2024 | Documentary Short | 17 MIN. | English, Kanienkéha (Mohawk)
Tentsítewahkwe
Katsitsionni Fox (Mohawk) with Xochitl Fox (Mexica/Azteca)
As a young girl, Jessica Shenandoah (Wolf Clan from the Akwesasne Mohawk Nation) learned about harvesting medicine and food plants alongside her mother and grandmother. Contemporary Native People are often separated many generations from their traditional knowledge due to the effects of colonial realities such as boarding school, forced religion, and land theft.
In the latest Native women-centered film by Mohawk filmmaker Katsitsionni Fox (Ohero:kon - Under the Husk, Without a Whisper - Konnon:kwe), Shenandoah goes on a journey across four seasons and multiple Native territories to connect with other knowledge keepers reviving the land-based knowledge of their ancestral grandmothers in order to return to time-honored practices of pottery making, mat weaving, hide tanning, medicine making, food gathering, and more.
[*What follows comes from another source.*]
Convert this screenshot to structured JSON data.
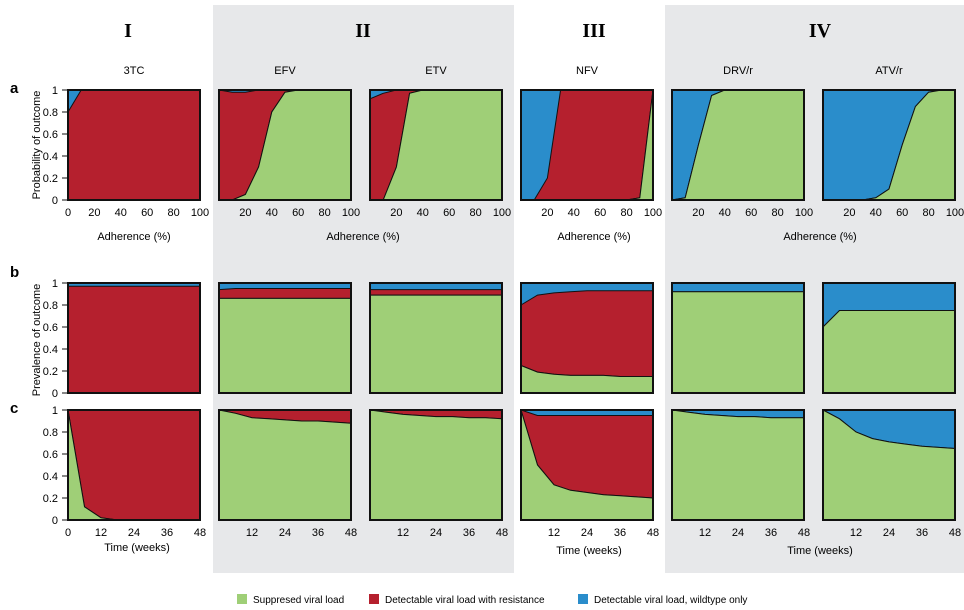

Jessica embodies the Mohawk concept of Tentsítewahkwe as she picks up knowledge of the old ways, these slow methods of creating and connecting in reciprocity with the Earth.
This film is at once a thank you to the Native women who imbued their descendents with blood memory of these practices and a promise to future generations of Native people that these practices will stay alive for generations to come.